Ronacher: „Maria Theresia“ – das Musical-Memorial der Kaiserin 10.10.2025

Nienke Latten als „Maria Theesia“. Foto: Deen van Meer
Wiens Vereinigte Bühnen haben immer wieder in Österreichs Geschichte nach Stoffen für ihre Bühnenshows gesucht. Einen „Mozart“, einen „Schikaneder“, einen „Rudolf“ mit der Affaire Mayerling, eine „Freudiana“ und einiges mehr hatte es dabei freizügig nacherzählt gegeben. Die „Elisabeth“ ist die weit Erfolgreichste gewesen. Christian Struppeck, Musicalchef in Wien, führt nun ins Habsburgerreich des 18.Jahrhunderts und setzt auf „Maria Theresia“ als flirrendes Musical-Memorial. Sicher kein seelisches oder unabdingbares Bedürfnis, doch wie es zur Zeit in dieser Branche abläuft: Es ist wohl als Spekulation einzuschätzen. Suchen wir, wo hier die Business-Elemente richtig getroffen worden sind und ob die Musik vielleicht zu zünden vermag.
Zuerst aber einige Werbeworte der Vereinigten Bühnen für diese Eigenproduktion: „Das opulente Musical vereint monumentale Dramatik mit modernem Sound, pulsierende Beats mit eindringlichen Lyrics. Zeitlose Geschichte trifft auf zeitgemäße Inszenierung und schafft ein mitreißendes Bühnenerlebnis voller Energie und Überraschungen. Die Vereinigten Bühnen Wien setzen mit dieser spektakulären Produktion ein kraftvolles Statement und der legendären Herrscherin ein Denkmal – jung, dynamisch und absolut unverwechselbar.“
Kann mal dieser Marketinghymne wenigsten zum Teil glauben? Ja, hier wird mit riesigem Aufwand und aller Routine ein illusionäres Spektakel herbei gezauberte. Bühnenbildner Morgan Large trickst bei den ständigen Szenenwechsel und Überschneidungen mit Verwandlungen, Licht und Videos. Und Regisseur Alex Balga setzt zwar auf einen stets ähnlichen Performance-Stil, doch das Ensemble geht bei all den Schreiereien und dem hektischen Getümmel stets voll mit. Choreograph Jonathan Huor steuert dazu das ständige dynamische auf und ab der Tänzer mit einer durchgezogenen Rucki-Zucki-Manier und skurrilen Positionierungen. Rund um die Kaiserin scharwenzeln oder geben sie ihre Emotionen kund: Franz Stephan von Lothringen (Fabio Diso), Preussens Friedrich der Große (Moritz Mausser) oder, zurück in die Jugend, eher grimmig ihr Vater Karl VI. (Dominik Hees). Noch viele mehr. Wie alle ihrer zahlreichen im Rummel eingesetzten KollegInnen darf sich Nienke Latten in der Titelrolle voll und ganz ausleben. Im affektiven Spiel, mit absolutem Einsatz, weniger mit berückender Stimme.

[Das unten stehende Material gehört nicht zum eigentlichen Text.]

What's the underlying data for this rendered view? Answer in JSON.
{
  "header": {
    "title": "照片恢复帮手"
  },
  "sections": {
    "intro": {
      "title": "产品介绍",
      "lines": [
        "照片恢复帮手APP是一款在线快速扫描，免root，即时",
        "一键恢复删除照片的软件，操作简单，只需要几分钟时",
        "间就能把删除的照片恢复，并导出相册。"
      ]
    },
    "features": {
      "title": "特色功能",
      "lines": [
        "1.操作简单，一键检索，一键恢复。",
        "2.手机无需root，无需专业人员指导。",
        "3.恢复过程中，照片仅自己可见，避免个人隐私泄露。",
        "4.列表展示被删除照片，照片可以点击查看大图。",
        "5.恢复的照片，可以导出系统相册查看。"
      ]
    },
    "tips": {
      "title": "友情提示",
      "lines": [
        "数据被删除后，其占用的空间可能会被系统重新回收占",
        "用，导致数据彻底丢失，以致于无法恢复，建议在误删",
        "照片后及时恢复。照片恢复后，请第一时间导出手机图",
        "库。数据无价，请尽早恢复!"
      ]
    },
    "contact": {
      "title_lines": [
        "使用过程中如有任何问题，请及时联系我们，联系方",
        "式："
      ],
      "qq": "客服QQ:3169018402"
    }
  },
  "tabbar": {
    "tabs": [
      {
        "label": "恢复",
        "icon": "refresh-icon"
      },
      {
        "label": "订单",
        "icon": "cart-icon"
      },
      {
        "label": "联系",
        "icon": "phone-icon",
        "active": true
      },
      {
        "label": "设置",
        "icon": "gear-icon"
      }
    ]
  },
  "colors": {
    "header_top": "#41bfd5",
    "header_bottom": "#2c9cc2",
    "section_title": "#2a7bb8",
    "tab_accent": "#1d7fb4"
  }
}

Ja, die Musik …. eine wertvolle? Dieter Falk & Paul Falk bildet das Komponisten-Duo. Das sind Vater und Sohn. Gut beschäftigt im gängigen deutschen Liederland. Doch nicht die Begabtesten in ihrer Sparte. Auf die üblichen Musical-Standards wird gesetzt, eigenes Profil mit echten Einfällen macht sich nicht bemerkbar. Dirigent Carsten Paap zieht die vielen, viel zu vielen Nummern wie „Mutter der Nation“, „Stärker als ihr denkt“, „Für immer nur mit dir“ oder „Working Mum“ jedenfalls zügig durch. Und die Verantwortlichen für diese kräftig gewürzte ganze „Maria Theresia“-Melange? Christian Struppeck steht für ‚Kreative Entwicklung‘, Jonathan Zelter für Liedtexte, Thomas Kahry für das keineswegs der Realität verpflichtete Buch. Alle ohne Anspruch auf literarische Qualitäten.
Historisch Gebildete werden sich diese Fantasy-Show wohl kaum ansehen, Kenner klassischer Musik ebenfalls nicht. Für das aufgezüchtete Wiener Musical-Volk hier bitte noch eine der Ronacher-Werbungen, locker genommen: „Epische Dramatik: Kraftvolle Musik und spannende Story!“ Die eingeladenen Gäste und der Anhang der Künstler haben am Premierenabend ein bisschen so gedacht, haben mit standing ovations das derzeitige ‚Wien ist die freundlichste Stadt‘ bestätigt.